Nice idea, though. If the digit sums are different, then they are not equivalent.
A:

If what i understood from your question correctly a permutation is a combination of the elements, which do not repeat. So if 123 is a valid permutation of 312 then so does

``````123,
213,
132,
321,
213,
``````

and so on.

So based on this assumption lets say you got two integers 123456789 and 129837456. (For simplicity i am also assuming that both numbers have equal length). If you understood the point then you might be able to check for different permutations and combination as well.

for that all you need to do is to get the integers of units out of the given number, e.g:

``````Number 123456789 is
1 * 100000000 +
2 * 10000000  +
3 * 1000000   +
4 * 100000    +
5 * 10000     +
6 * 1000      +
7 * 100       +
8 * 10        +
9
``````

or

``````1 * power(10, 8) +
2 * power(10, 7) +
3 * power(10, 6) +
4 * power(10, 5) +
5 * power(10, 4) +
6 * power(10, 3) +
7 * power(10, 2) +
8 * power(10, 1) +
9 * power(10, 0)
``````

i have literally given you algorithmic hint of how to do that so this can easily be done. once done you will end up with separate integers (better save these values in an array)
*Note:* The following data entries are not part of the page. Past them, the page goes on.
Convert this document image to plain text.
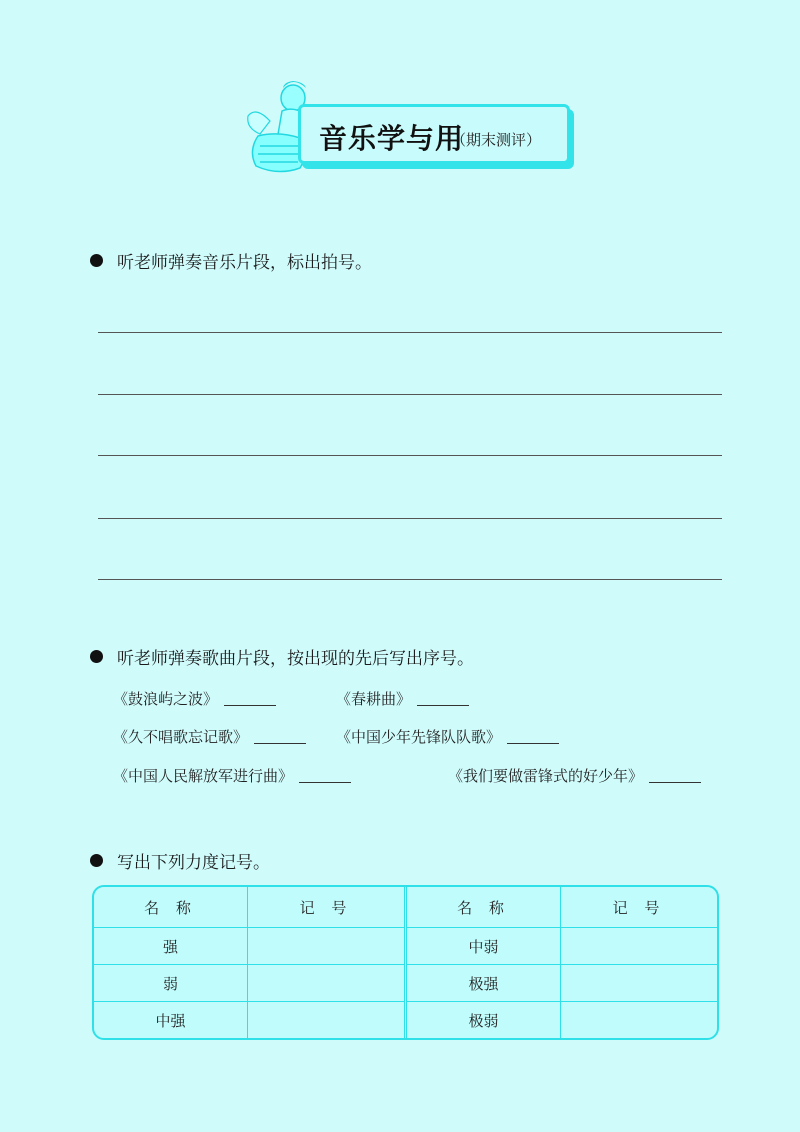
音乐学与用
（期末测评）
听老师弹奏音乐片段，标出拍号。
听老师弹奏歌曲片段，按出现的先后写出序号。
《鼓浪屿之波》	《春耕曲》
《久不唱歌忘记歌》	《中国少年先锋队队歌》
《中国人民解放军进行曲》	《我们要做雷锋式的好少年》
写出下列力度记号。
名 称	记 号	名 称	记 号
强		中弱	
弱		极强	
中强		极弱	
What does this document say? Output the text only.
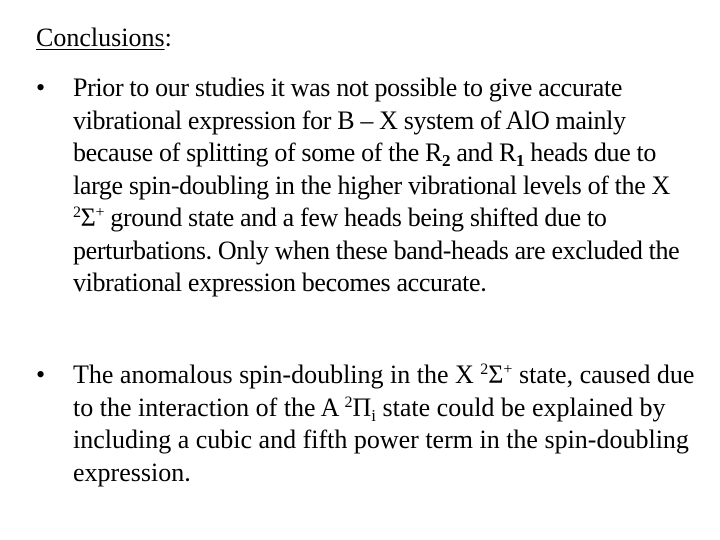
Conclusions:
•	Prior to our studies it was not possible to give accurate vibrational expression for B – X system of AlO mainly because of splitting of some of the $R_2$ and $R_1$ heads due to large spin-doubling in the higher vibrational levels of the X $^2$Σ+ ground state and a few heads being shifted due to perturbations. Only when these band-heads are excluded the vibrational expression becomes accurate.
•	The anomalous spin-doubling in the X $^2$Σ+ state, caused due to the interaction of the A $^2\Pi_i$ state could be explained by including a cubic and fifth power term in the spin-doubling expression.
``````1, 2, 3, 4, 5, 6, 7, 8, 9
``````

Now

do the same for the other given integer so you will end up with another array of integers

``````1, 2, 9, 8, 3, 7, 4, 5, 6
``````

so now all you need to check is that if all of the integers of the second array are present in the first array of integers, if yes then they are a permutation of the integers of the first array or the first number.

I hope this helps.

your solutions is one of the possible solution but not efficient as compare to other solutions posted in this problem.
Well my solution wasn't actually a solution but rather a hint that will point to the solution or how we can achieve it. As i am an advocate of learn by your own practice and by others experience. So if i provide the whole solution i will be forcing him not to use his mind at all. And yes definitely there can be a number of optimization for calculation. But optimizations come only after we know what to do.